Building Reciprocity: Curiosity and Learning in Humans and Machines

mediaX 2021 Virtual Conference
July 13, 14 and 15, 2021

Learning is rooted in what it means to be human. Exploration, curiosity, and feedback both fuel and guide development in humans, as well as in science and analytics. This is a lifelong endeavor for humans. Machines and systems, increasingly required to continue a trajectory of learning, rely on patterns, sequences, consistencies, feedback, and new instruction for their improvement. What similarities in curiosity and learning of humans and machines can be assumed or explored?

Over three days, mediaX thought leaders will share recent insights on important questions:

*In what ways can technological augmentation, simulation, or communication enhance the reciprocity between human and machine learning?

*Toward what reciprocal outcomes will we aspire for human and machine learning?

*How will the assessment of 21st century human learning be like or unlike the assessment of learning in automated systems?

Full Schedule: (All Times Pacific)
EMPOWERMENT – Tuesday, July 13, 8:00am-10:30am
“The Influence of Culture, Community and Context on Learning”
Industry Panel: “Designing Systems for Digital Instruction”
“Inclusive Innovation for Developing Relevant Learning Assessments”

DISCOVERY – Wednesday, July 14, 1:00pm-3:30pm
“A Taxonomy for Curiosity in Humans and AI”
“Limitations for Curiosity and Discovery in Open AI – GPT-3”
mediaX & NOVIM Awards

FEEDBACK – Thursday, July 15, 5:00pm-7:30pm
“Leaky Abstractions for Designing AI Experiences”
Industry Panel: “Teaching AIs to Provide Feedback to Humans”

Presenters

Nick Haber is an Assistant Professor at the Stanford Graduate School of Education, and by courtesy, Computer Science. After receiving his PhD in mathematics on Partial Differential Equation theory, he worked on Sension, a company that applied computer vision to online education. He then co-founded the Autism Glass Project at Stanford, a research effort that employs wearable technology and computer vision in a tool for children with autism. Aside from such work on learning and therapeutic tools, he and his research group develop artificial intelligence systems meant to mimic and model the ways people learn early in life, exploring their environments through play, social interaction, and curiosity.

David Evans, a Stanford Distinguished Visiting Scholar, is the President of David A. Evans LLC. He was the founder, president, CEO and chief scientist of JustSystems Evans Research, Inc., and also a chief scientist and director for JustSystems Corp. in Japan. Dr. Evans developed the CLARIT system, which pioneered the use of NLP-based language analysis to support automatic text indexing, retrieval, filtering, categorization, summarization, extraction, and information organization (all within a single process). Today, CLARIT is the core technology in JustSystems’s ConceptBase product and has become the leading enterprise knowledge management software suite in Japan (with over 50% market share).

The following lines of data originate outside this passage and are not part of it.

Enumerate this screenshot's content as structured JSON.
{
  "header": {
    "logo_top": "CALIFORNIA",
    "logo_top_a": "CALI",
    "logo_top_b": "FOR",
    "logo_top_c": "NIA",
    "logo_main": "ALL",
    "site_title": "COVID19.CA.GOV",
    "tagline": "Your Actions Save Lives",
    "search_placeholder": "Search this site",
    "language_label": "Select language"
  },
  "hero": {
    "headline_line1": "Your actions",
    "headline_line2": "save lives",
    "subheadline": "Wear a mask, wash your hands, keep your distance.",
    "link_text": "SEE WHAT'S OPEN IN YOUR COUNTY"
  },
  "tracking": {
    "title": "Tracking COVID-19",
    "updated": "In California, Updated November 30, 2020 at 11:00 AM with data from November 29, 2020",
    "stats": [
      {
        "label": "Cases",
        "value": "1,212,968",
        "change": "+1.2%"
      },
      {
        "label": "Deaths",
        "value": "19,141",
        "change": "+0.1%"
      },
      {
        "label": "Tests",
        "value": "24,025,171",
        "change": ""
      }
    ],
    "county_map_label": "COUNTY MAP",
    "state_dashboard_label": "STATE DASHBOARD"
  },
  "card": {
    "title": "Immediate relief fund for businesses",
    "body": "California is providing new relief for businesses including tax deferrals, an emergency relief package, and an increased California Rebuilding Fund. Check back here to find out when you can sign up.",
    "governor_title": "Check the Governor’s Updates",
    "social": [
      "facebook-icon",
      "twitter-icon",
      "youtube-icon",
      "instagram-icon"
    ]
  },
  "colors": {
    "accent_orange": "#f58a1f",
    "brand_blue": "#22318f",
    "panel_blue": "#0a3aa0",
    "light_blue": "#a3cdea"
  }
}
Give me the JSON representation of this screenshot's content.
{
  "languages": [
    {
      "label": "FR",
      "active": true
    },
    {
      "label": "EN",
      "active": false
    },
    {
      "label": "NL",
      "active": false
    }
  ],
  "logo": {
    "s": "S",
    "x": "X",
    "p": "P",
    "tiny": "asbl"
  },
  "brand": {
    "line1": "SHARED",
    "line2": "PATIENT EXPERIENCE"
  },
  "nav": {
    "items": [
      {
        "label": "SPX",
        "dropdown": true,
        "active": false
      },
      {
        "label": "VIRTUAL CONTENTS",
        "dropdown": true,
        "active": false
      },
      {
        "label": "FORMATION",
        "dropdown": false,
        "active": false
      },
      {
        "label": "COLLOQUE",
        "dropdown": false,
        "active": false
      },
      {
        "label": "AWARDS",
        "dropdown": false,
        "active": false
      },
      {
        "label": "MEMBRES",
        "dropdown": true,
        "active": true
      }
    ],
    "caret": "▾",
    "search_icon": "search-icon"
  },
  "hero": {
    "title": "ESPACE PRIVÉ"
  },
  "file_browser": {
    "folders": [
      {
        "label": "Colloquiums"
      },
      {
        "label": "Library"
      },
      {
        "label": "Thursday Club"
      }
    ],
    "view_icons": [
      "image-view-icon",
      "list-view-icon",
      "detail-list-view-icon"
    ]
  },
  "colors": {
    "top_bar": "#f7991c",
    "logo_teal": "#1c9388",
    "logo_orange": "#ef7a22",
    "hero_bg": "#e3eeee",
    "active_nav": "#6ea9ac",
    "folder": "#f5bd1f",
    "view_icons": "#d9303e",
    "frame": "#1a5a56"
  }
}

Peter Norvig, a Stanford Distinguished Visiting Scholar, is a Director of Research at Google Inc; previously he directed Google’s core search algorithms group. He is co-author of Artificial Intelligence: A Modern Approach, the leading textbook in the field, and co-teacher of an Artificial Intelligence class that signed up 160,000 students, helping to kick off the current round of massive open online classes. He is a fellow of the AAAI, ACM, California Academy of Science and American Academy of Arts & Sciences.

Ed Hovy is a research professor at the Language Technologies Institute in the School of Computer Science at Carnegie Mellon University. Starting in 2020 he served a term as Program Manager in DARPA’s Information Innovation Office (I2O), where he managed programs in Natural Language Technology and Data Analytics totaling over $30M per year. His research focuses on computational semantics of language and addresses various areas in Natural Language Processing and Data Analytics, including in-depth machine reading of text, information extraction, automated text summarization, question answering, the semi-automated construction of large lexicons and ontologies, and machine translation. In early 2021 his Google h-index was 93, with over 48,000 citations.